Südkoreas Kospi führt Asiens Verluste an
Der südkoreanische Leitindex Kospi verlor 6,48 Prozent und führte damit die Abschläge an den Asiatischen Märkten an. Besonders schwer wogen die Kursverluste bei Schwergewichten wie Samsung Electronics und SK Hynix, die jeweils mehr als sechs Prozent einbüßten. Auch Kospi-200-Futures sackten um mehr als fünf Prozent ab.
Rüstungsaktien mit Kurssprüngen von bis zu 25 Prozent
Im scharfen Kontrast zum Gesamtmarkt standen südkoreanische Verteidigungswerte, die von der geopolitischen Eskalation massiv profitierten.
Schwergewicht Hanwha Aerospace, der größte Rüstungshersteller des Landes, verzeichnete zwischenzeitlich einen Kurssprung von nahezu 25 Prozent, bevor die Gewinne auf rund 13 Prozent zusammenschmolzen.
Auch Korea Aerospace Industries legte zeitweise um mehr als zwölf Prozent zu, reduzierte das Plus jedoch später auf 2,4 Prozent.
Besonders stark gefragt waren spezialisierte Rüstungsanbieter: LIG Nex1 sprang um 25 Prozent, Victek gewann über 20 Prozent und Firstec legte um mehr als 15 Prozent zu. Poongsan stieg um 8,2 Prozent, während Hyundai Rotem um über fünf Prozent zulegte.

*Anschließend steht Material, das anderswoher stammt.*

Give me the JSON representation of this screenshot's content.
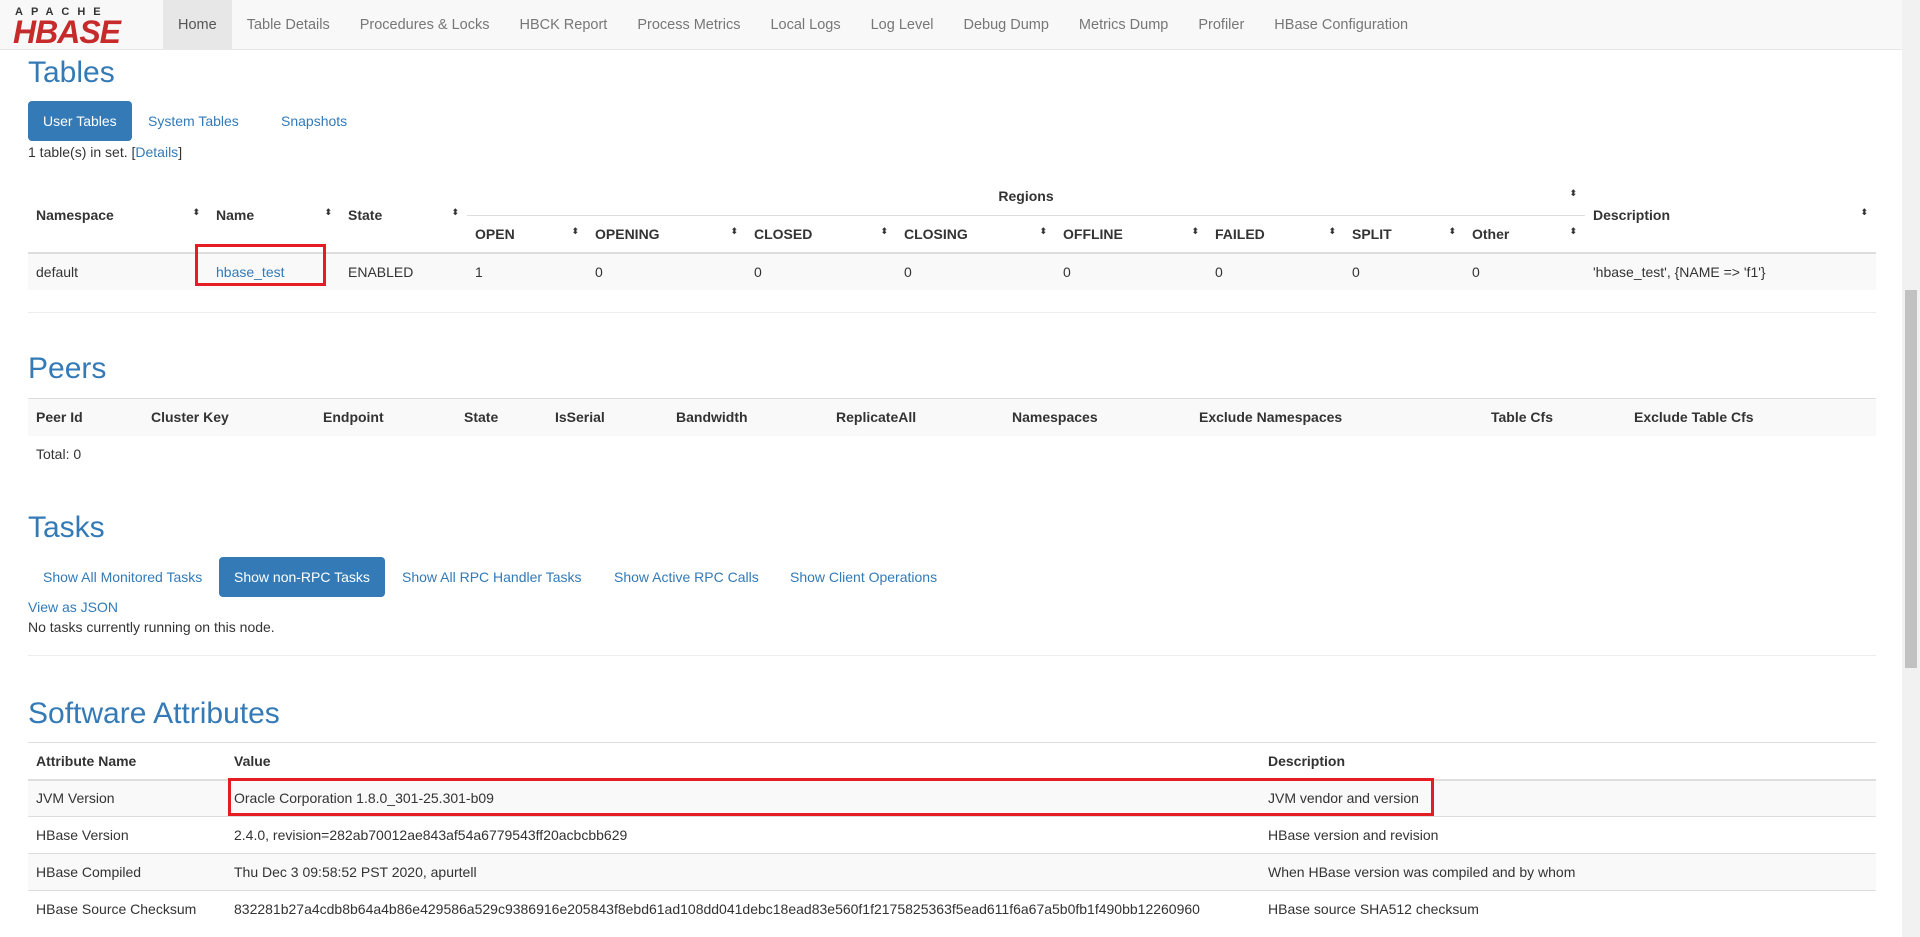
{
  "logo": {
    "top": "APACHE",
    "main": "HBASE"
  },
  "nav": [
    "Home",
    "Table Details",
    "Procedures & Locks",
    "HBCK Report",
    "Process Metrics",
    "Local Logs",
    "Log Level",
    "Debug Dump",
    "Metrics Dump",
    "Profiler",
    "HBase Configuration"
  ],
  "tables": {
    "title": "Tables",
    "tabs": [
      "User Tables",
      "System Tables",
      "Snapshots"
    ],
    "summary_prefix": "1 table(s) in set. [",
    "summary_link": "Details",
    "summary_suffix": "]",
    "headers": {
      "namespace": "Namespace",
      "name": "Name",
      "state": "State",
      "regions": "Regions",
      "description": "Description"
    },
    "region_headers": [
      "OPEN",
      "OPENING",
      "CLOSED",
      "CLOSING",
      "OFFLINE",
      "FAILED",
      "SPLIT",
      "Other"
    ],
    "row": {
      "namespace": "default",
      "name": "hbase_test",
      "state": "ENABLED",
      "regions": [
        "1",
        "0",
        "0",
        "0",
        "0",
        "0",
        "0",
        "0"
      ],
      "description": "'hbase_test', {NAME => 'f1'}"
    }
  },
  "peers": {
    "title": "Peers",
    "headers": [
      "Peer Id",
      "Cluster Key",
      "Endpoint",
      "State",
      "IsSerial",
      "Bandwidth",
      "ReplicateAll",
      "Namespaces",
      "Exclude Namespaces",
      "Table Cfs",
      "Exclude Table Cfs"
    ],
    "total": "Total: 0"
  },
  "tasks": {
    "title": "Tasks",
    "tabs": [
      "Show All Monitored Tasks",
      "Show non-RPC Tasks",
      "Show All RPC Handler Tasks",
      "Show Active RPC Calls",
      "Show Client Operations"
    ],
    "json_link": "View as JSON",
    "status": "No tasks currently running on this node."
  },
  "software": {
    "title": "Software Attributes",
    "headers": [
      "Attribute Name",
      "Value",
      "Description"
    ],
    "rows": [
      [
        "JVM Version",
        "Oracle Corporation 1.8.0_301-25.301-b09",
        "JVM vendor and version"
      ],
      [
        "HBase Version",
        "2.4.0, revision=282ab70012ae843af54a6779543ff20acbcbb629",
        "HBase version and revision"
      ],
      [
        "HBase Compiled",
        "Thu Dec 3 09:58:52 PST 2020, apurtell",
        "When HBase version was compiled and by whom"
      ],
      [
        "HBase Source Checksum",
        "832281b27a4cdb8b64a4b86e429586a529c9386916e205843f8ebd61ad108dd041debc18ead83e560f1f2175825363f5ead611f6a67a5b0fb1f490bb12260960",
        "HBase source SHA512 checksum"
      ]
    ]
  },
  "colors": {
    "accent": "#337ab7",
    "highlight": "#e51c23",
    "brand": "#c62a2a"
  }
}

Südkorea auf dem Weg zur Rüstungsmacht
Seit Beginn des Ukraine-Kriegs hat Südkorea seine internationale Position im Verteidigungssektor deutlich ausgebaut. Das Land strebt an, bis 2030 zur viertgrößten Rüstungsnation der Welt aufzusteigen.
Großaufträge aus Europa, insbesondere aus Polen und Rumänien, haben den Exportboom der Branche befeuert. Angesichts steigender Verteidigungsetats in zahlreichen NATO-Staaten sehen Analysten weiterhin strukturelles Wachstumspotenzial.
Die aktuelle Eskalation im Nahen Osten könnte diesen Trend zusätzlich verstärken.